記憶が戻ったんだ。悠仁も──血の繋がった、俺の弟。
……俺は、悠仁のお兄ちゃんだ」
その言葉に、真人は完璧に思考が停止した。
真人「はぁ?弟??お兄ちゃん???
……意味わかんねー」
ぽかんとした表情で虎杖と脹相とを交互に見る真人。
祈月が小声で尋ねる。
祈月「……真人、アイツ知り合い?」
真人「知り合い,ってか、仲間だったんだけど……
なんか虎杖の味方してるみたいだし。殺していいよ。
俺は虎杖殺すから──祈月、アイツお願い」
祈月「…了解。
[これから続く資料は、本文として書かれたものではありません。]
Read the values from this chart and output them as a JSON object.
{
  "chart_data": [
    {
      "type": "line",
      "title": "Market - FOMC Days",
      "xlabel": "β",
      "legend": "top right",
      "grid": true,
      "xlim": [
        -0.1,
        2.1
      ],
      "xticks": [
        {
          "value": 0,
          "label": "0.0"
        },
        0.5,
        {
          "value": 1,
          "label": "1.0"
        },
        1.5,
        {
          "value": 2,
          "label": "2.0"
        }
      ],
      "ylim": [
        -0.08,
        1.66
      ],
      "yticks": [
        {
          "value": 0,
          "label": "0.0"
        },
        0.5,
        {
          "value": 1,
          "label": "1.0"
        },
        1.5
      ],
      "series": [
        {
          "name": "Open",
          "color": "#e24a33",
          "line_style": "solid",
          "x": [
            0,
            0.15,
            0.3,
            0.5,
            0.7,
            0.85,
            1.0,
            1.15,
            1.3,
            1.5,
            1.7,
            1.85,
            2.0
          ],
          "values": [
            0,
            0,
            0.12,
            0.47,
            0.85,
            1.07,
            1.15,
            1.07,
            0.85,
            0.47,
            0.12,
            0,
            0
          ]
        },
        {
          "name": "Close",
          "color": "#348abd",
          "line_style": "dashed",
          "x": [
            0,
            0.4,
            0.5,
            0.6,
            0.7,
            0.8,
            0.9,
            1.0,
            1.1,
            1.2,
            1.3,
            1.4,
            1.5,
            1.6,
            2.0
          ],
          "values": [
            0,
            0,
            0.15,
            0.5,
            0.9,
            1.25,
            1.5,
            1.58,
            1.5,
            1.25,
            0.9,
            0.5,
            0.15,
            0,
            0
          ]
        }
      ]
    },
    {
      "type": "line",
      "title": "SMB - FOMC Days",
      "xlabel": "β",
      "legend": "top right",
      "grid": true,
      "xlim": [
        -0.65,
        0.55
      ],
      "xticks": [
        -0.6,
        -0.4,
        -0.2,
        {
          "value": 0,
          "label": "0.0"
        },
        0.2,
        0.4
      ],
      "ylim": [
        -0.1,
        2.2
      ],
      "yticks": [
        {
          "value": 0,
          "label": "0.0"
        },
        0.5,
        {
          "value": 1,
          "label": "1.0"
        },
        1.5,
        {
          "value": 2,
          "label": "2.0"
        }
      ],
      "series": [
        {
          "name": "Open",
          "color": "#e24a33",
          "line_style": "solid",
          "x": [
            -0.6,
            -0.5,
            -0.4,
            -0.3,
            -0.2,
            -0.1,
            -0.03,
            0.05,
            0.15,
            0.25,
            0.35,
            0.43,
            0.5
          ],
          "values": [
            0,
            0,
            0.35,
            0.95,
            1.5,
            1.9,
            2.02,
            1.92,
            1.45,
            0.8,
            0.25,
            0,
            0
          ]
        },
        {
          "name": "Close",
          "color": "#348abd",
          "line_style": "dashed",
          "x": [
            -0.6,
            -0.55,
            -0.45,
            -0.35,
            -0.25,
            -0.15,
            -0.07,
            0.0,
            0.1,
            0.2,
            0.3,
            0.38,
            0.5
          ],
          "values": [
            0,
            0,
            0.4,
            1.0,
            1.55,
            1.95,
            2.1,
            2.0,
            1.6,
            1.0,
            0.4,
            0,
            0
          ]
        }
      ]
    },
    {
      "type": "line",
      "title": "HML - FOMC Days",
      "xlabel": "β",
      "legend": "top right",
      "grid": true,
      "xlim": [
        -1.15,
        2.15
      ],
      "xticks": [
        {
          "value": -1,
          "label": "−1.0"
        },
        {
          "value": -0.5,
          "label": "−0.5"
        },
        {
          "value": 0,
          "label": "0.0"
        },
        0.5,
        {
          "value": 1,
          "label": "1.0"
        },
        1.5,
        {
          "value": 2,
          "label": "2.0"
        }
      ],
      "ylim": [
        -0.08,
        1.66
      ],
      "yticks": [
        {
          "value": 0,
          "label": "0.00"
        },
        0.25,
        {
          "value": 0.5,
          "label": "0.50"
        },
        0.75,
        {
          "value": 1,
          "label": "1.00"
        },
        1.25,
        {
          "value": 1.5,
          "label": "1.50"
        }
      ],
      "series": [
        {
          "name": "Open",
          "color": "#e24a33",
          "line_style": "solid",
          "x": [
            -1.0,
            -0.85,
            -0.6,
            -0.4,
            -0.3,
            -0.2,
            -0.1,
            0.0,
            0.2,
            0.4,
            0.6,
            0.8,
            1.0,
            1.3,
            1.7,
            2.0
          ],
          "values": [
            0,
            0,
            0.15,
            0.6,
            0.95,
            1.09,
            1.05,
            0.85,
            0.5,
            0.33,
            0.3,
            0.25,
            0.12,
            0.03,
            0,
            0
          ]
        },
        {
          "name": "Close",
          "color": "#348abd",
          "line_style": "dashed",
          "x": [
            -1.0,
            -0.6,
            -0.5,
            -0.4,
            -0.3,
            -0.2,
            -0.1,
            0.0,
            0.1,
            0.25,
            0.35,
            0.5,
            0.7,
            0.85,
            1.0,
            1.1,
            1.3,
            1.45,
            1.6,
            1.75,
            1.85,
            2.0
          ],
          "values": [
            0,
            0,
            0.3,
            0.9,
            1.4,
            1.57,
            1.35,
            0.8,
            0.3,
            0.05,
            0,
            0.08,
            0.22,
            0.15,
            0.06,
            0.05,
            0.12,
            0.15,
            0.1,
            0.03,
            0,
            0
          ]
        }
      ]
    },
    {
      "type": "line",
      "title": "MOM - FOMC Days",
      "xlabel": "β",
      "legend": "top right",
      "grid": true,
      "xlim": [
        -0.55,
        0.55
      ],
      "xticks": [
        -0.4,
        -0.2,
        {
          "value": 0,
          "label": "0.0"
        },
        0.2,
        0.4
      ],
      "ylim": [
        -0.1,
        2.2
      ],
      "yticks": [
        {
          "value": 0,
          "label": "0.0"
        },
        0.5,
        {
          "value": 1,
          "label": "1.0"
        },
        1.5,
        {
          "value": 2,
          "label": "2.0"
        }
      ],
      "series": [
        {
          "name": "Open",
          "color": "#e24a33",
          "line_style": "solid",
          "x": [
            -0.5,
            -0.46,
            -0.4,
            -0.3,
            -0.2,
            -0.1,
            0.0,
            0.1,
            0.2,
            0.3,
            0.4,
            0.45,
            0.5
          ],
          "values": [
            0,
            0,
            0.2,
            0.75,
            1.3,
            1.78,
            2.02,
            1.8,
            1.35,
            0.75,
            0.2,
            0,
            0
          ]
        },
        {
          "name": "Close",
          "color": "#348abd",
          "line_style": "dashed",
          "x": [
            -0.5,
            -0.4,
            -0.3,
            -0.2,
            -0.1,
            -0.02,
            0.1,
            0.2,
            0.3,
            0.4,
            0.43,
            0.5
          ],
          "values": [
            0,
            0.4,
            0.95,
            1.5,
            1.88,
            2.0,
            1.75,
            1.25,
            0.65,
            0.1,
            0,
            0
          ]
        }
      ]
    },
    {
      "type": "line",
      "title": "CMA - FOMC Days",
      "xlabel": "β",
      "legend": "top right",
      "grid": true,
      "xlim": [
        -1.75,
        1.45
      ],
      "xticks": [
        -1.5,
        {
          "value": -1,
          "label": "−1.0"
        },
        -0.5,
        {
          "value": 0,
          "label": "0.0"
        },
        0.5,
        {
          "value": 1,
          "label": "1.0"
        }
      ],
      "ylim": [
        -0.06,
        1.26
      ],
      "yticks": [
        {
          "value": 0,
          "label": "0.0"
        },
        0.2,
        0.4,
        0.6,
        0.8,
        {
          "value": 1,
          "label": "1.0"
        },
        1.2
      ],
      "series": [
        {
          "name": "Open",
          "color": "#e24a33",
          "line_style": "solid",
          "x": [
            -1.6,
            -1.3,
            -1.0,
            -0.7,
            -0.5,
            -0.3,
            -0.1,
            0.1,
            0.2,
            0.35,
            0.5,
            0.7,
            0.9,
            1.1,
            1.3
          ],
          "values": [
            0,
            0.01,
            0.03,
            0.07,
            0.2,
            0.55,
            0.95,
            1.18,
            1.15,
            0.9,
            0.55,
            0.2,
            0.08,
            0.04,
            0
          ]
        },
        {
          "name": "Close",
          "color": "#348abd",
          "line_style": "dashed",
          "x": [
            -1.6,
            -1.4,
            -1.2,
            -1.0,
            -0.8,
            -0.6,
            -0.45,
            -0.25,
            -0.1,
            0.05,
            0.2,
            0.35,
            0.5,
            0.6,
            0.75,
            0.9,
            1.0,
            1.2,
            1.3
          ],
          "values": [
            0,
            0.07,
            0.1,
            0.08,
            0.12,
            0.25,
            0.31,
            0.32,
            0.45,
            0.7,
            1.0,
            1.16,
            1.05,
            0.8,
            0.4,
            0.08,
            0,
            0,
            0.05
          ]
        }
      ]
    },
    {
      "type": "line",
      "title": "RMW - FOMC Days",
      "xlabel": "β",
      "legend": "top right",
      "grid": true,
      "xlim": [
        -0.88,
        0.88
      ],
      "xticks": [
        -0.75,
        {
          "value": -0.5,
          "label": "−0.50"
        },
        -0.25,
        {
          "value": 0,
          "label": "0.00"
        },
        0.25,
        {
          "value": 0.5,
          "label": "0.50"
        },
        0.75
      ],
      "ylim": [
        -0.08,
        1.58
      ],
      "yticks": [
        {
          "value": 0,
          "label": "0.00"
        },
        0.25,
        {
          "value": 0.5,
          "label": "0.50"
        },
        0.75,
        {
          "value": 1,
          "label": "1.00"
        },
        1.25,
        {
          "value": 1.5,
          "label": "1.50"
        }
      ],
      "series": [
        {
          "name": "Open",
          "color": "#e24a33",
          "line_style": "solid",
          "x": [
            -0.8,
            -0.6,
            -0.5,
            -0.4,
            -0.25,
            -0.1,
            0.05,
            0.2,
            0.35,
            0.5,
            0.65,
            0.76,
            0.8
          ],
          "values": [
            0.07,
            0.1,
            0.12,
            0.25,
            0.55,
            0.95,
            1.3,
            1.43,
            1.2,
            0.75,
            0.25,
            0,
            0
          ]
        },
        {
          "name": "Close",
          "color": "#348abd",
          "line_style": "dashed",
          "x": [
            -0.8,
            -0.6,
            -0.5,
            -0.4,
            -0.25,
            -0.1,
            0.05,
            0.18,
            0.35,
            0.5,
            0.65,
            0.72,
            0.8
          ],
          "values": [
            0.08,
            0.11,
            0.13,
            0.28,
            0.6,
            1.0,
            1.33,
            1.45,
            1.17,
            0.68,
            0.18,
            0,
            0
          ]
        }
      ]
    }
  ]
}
任せて」
そう言って、ふたりは迷いなく担当を決めた。
脹相が口に出した「加茂憲倫」という名は、
羂索のことなのだが。
祈月と真人のどちらも──その名など知らなかった。
祈月は「真人と関わりがあるっぽい」という雰囲気に注目し。
真人は「脹相が虎杖の兄」という事実に困惑していた。
──加茂憲倫というワードは、
よりインパクトのある情報に埋もれ。
ふたりの中で完全にスルーされた。
そんなすれ違いのまま,戦いの構図は完成する。
虎杖「行くぞ、脹相!!」
その声を皮切りに。
脹相「百斂——穿血!!」
脹相の掌に、強烈な圧縮が走る。
紅の光が一気に収束、レーザーの如き血槍が──
祈月と真人を貫かんと直進!
だが──
真人「多重魂——撥体!!」
真人が叫ぶと同時に、手にした複数の改造人間を,
自分と祈月の足元に、勢いよく叩きつける。
ゴゴォォォン!!
魂の拒絶反応による質量膨張が巻き起こり,
アスファルトが盛大に隆起。
巨大な撥体が道路を抉り、足元が大きくせり上がる。
穿血は──その即席の「せり上がった地面」に命中し、
祈月と真人の身体には届かない。
その瞬間──
真人は虎杖へ、祈月は脹相へ。
決めた“担当”通り、左右の敵へと同時に駆け出す!
虎杖は拳を握りしめ、真っ直ぐ真人へ。
ゴガァン!!!
真人の棘付きの棍棒腕と、虎杖の渾身の拳が
衝突の勢いそのままにぶつかり、両者は軽く弾かれる。
次の瞬間、真正面から──対峙。
真人は両手を広げ,煽るように笑う。
真人「じゃあ、あの日の続きやろっか、虎杖♪
今回はもう、オマエのお仲間は誰も来ない──
正真正銘の一騎打ちでさ☆」
虎杖は何も返さない。
ただ無言で拳を握り、静かに──構えた。
一方──
脹相は,せり上がった地面に命中した穿血の軌道を
即座に変え、祈月を狙う。
ヒュオン!!
祈月は穿血を躱しながら大きく跳躍。
ふわりと着地したのは、脹相を飛び越えた先──
すぐに脹相も振り向き、互いに正面で対峙。
脹相は冷静に、祈月の正体を探る。
脹相「オマエ、俺たちの陣営にはいなかった呪霊だな
……何者だ?
真人と個人的に繋がっていたのか?」
だが祈月は、殺意を一切隠さず、冷たく言い放つ。
祈月「あんた、真人の仲間だったのに裏切ったってことでしょ。
だったら、あんたも──あの袈裟のヤツ(羂索)と同類。
……あたしから話すことは、何もない」
渋谷で真人を吸収しようとした“あの袈裟の男”が、
真人の元仲間だったと知った時の,不快感。
それと全く同じものが,祈月の胸中に巻き起こっていた。
祈月の言葉に、脹相の眉がわずかに動く。
母を弄び、自分たちに兄弟殺しをするよう仕向けた、
“あの男”と同類──
だが訂正はしない。
この呪霊に弁解することに、意味はない。
今は,一刻も早くこの呪霊を退け。
真人と戦う弟——悠仁に加勢しなければならない。
脹相「そうか。なら、俺からオマエに話すことも
──何もない」
静かに、しかし確かに。構えた。
──二つの戦場が、同時に始まろうとしていた。